Dare una definizione di cyber security non è semplicissimo, perché si tratta di un termine composto da due parole, ognuna delle quali potrebbe essere spiegata ed analizzata in maniera estesa, col rischio di essere magari più precisi ma sicuramente meno chiari.

Cyber security, una definizione possibile

Cercando di essere concisi, si potrebbe definire la cyber security come quell’insieme di tecnologie, programmi, processi e tecniche concepiti e messi in atto per proteggere computer e reti informatiche. È una protezione che si sviluppa su due livelli, dunque: uno contenutistico, riguardante i dati, l’altro riguardante l’hardware, cioè le macchine.

Il Cambridge Dictionary è piuttosto succinto: “ways of protecting computer systems against threats such as viruses”, cioè modalità di protezione di sistemi informatici contro minacce come i virus.

La cyber security secondo l’Enciclopedia Treccani

Se si desidera una definizione più esaustiva, e in italiano, bisogna cercare alla voce “sicurezza informatica”, così spiegata dall’Enciclopedia Treccani: “Nel settore informatico il termine sicurezza  denota l’insieme delle tecniche e dei dispositivi, sia software sia hardware, mediante i quali si attua la protezione di dati e sistemi informatici.
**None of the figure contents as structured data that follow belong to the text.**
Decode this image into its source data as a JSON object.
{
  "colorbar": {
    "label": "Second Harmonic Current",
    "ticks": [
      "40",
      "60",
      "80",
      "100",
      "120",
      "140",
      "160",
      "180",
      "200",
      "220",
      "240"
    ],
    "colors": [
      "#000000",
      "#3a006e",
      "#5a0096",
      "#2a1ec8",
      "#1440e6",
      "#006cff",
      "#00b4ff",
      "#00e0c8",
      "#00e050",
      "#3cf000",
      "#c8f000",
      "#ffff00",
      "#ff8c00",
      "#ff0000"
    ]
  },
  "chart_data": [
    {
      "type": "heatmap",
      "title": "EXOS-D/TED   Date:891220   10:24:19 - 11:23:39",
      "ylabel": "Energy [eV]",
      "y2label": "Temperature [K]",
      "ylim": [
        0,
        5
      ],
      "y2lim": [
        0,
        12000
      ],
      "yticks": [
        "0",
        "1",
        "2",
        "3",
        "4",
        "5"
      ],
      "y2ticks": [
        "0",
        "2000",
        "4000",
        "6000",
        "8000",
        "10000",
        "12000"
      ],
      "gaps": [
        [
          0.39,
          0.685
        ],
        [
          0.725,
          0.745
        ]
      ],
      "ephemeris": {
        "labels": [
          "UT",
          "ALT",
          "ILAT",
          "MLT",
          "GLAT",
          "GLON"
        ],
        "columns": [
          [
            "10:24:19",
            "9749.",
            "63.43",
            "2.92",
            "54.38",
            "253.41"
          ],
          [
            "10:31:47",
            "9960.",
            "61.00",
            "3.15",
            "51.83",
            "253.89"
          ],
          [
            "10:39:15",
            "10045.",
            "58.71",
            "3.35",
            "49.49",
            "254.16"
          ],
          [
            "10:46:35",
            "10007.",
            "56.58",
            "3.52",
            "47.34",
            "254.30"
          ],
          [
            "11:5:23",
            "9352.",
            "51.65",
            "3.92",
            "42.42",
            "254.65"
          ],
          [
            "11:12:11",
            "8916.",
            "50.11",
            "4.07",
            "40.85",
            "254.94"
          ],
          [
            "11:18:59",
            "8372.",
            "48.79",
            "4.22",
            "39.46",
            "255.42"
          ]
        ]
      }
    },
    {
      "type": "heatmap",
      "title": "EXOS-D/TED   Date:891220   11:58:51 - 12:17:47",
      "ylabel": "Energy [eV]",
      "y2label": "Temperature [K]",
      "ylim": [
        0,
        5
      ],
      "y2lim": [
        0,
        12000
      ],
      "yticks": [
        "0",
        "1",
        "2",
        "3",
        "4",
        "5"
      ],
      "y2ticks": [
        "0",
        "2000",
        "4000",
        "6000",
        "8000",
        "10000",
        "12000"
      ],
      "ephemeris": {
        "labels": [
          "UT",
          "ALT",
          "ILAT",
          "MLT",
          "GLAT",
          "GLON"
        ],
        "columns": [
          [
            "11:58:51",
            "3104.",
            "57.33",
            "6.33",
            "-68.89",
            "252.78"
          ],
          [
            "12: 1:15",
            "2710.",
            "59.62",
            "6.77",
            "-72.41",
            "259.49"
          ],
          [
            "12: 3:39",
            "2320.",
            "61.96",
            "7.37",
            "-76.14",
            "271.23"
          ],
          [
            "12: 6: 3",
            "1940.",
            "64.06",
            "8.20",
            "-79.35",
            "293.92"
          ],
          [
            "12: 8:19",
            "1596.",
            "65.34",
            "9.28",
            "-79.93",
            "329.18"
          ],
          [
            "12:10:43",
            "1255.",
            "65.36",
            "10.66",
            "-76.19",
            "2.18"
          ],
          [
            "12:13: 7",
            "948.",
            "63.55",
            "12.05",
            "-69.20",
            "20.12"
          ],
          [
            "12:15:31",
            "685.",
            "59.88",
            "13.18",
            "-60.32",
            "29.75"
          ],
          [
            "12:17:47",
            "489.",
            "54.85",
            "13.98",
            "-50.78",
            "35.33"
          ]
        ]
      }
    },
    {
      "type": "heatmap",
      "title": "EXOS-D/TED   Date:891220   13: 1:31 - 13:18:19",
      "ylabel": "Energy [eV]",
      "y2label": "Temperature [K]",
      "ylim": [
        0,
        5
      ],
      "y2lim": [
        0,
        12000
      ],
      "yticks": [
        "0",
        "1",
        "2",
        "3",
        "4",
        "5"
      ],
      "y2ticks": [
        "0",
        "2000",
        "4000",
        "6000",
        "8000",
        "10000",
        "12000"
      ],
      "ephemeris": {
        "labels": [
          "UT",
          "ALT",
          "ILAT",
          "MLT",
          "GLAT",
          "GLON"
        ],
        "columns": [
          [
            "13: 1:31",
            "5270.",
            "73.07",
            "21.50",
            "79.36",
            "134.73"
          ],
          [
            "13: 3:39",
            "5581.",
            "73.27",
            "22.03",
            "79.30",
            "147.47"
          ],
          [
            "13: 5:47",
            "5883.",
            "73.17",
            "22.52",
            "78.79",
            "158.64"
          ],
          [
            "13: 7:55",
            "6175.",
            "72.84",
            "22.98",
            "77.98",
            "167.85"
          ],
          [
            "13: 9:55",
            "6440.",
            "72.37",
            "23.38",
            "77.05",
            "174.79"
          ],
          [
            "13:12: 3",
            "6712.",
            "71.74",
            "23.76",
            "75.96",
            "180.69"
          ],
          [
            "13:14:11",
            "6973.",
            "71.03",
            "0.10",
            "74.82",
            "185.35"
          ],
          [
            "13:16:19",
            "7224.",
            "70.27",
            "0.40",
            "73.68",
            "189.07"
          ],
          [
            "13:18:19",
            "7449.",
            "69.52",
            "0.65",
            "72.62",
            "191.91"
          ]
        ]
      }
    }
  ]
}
Gli aspetti principali della s. informatica riguardano la difesa delle informazioni dai tentativi di intrusione a scopo di spionaggio o di danneggiamento dell’intero sistema, e la salvaguardia della loro integrità, ovvero la protezione delle informazioni nei confronti di modifiche, accidentali o volontarie, del loro contenuto”.

Non esiste una sicurezza informatica totale

Se si dà un’occhiata alla definizione di sicurezza informatica che si trova sulla relativa pagina di Wikipedia, si scopre un passaggio che rivela una cosa interessante: “Per valutare la sicurezza è solitamente necessario individuare le minacce, le vulnerabilità e il rischio associato agli asset informatici, al fine di proteggerli da possibili attacchi (interni o esterni) che potrebbero provocare danni diretti o indiretti di impatto superiore ad una determinata soglia di tollerabilità (es. economico, politico-sociale, di reputazione, ecc...) ad una organizzazione aziendale”.

Si parla di “soglia di tollerabilità”. Il senso è che la sicurezza informatica non può essere e non sarà mai totale. Al lavoro di aggiornamento e perfezionamento delle tecniche anti-hacking, corrisponde il parallelo progresso delle tecniche di hacking, anzi, sono proprio i progressi fatti dagli hacker e dai creatori di virus a determinare la crescita qualitativa dei sistemi di protezione. Non esiste un sistema di difesa, insomma, che una volta montato renda il nostro computer o le nostre reti sicure per sempre. La sicurezza informatica è sempre e comunque relativa.